Recovering Fairness Directly from Modularity: a New Way for Fair Community Partitioning
Yufeng Wang, Yiguang Bai, Tianqing Zhu, Ismail Ben Ayed, Jing Yuan
TL;DR
This work addresses fairness in modularity-based community detection by introducing a protected group network and a fairness-modularity metric $Q^P$, which quantifies deviation from global protected-group distributions. Minimizing $Q^P$ yields fair partitions, enabling a multi-objective optimization that preserves the standard modularity $Q$ while promoting fairness. The authors propose FairFN, an efficient extension of the Fast Newman algorithm with a simple fairness constraint, achieving superior fairness (higher FR, lower AWD) and competitive modularity on synthetic and real datasets, including unbalanced cases, and capable of automatic stopping without pre-specifying the number of communities.

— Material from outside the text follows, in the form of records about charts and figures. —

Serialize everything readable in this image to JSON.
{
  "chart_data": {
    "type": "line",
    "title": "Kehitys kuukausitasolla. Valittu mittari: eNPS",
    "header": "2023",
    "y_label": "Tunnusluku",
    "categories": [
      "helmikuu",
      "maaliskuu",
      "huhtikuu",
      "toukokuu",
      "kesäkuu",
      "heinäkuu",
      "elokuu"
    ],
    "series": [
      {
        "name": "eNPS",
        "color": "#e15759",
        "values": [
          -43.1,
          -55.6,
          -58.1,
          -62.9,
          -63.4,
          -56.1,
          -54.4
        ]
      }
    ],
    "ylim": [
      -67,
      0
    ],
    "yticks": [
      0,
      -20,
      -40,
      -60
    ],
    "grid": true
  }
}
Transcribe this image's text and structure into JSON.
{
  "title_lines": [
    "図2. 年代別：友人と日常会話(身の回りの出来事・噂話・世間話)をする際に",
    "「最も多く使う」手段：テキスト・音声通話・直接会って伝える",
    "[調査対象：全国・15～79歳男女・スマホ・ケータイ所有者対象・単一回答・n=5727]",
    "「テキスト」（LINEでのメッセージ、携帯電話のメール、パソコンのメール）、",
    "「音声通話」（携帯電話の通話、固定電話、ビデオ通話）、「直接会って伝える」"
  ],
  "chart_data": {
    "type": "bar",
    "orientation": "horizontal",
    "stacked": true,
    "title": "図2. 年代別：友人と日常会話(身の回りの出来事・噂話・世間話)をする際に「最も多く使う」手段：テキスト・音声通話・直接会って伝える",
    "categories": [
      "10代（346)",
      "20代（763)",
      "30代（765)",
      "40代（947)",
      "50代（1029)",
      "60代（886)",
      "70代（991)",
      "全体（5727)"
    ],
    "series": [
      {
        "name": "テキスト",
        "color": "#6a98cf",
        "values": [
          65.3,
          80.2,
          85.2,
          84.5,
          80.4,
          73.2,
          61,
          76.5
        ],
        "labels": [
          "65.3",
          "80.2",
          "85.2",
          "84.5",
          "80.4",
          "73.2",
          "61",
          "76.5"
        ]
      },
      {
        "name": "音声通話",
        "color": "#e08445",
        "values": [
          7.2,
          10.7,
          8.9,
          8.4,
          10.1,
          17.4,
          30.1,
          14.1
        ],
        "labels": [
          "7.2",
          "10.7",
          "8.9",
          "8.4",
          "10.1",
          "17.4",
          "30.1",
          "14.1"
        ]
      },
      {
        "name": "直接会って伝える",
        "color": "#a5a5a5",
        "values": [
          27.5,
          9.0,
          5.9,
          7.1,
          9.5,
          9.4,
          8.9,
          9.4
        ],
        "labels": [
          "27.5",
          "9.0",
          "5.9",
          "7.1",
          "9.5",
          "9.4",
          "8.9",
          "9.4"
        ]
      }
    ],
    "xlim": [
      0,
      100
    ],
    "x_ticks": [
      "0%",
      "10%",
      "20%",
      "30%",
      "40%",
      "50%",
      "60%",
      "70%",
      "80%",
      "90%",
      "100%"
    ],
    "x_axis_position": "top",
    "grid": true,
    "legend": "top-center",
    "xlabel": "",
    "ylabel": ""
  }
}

The approach has practical impact for applications ranging from social networks to brain networks by reducing bias in detected communities while maintaining high-quality partitions.
Abstract
Community partitioning is crucial in network analysis, with modularity optimization being the prevailing technique. However, traditional modularity-based methods often overlook fairness, a critical aspect in real-world applications. To address this, we introduce protected group networks and propose a novel fairness-modularity metric. This metric extends traditional modularity by explicitly incorporating fairness, and we prove that minimizing it yields naturally fair partitions for protected groups while maintaining theoretical soundness. We develop a general optimization framework for fairness partitioning and design the efficient Fair Fast Newman (FairFN) algorithm, enhancing the Fast Newman (FN) method to optimize both modularity and fairness. Experiments show FairFN achieves significantly improved fairness and high-quality partitions compared to state-of-the-art methods, especially on unbalanced datasets.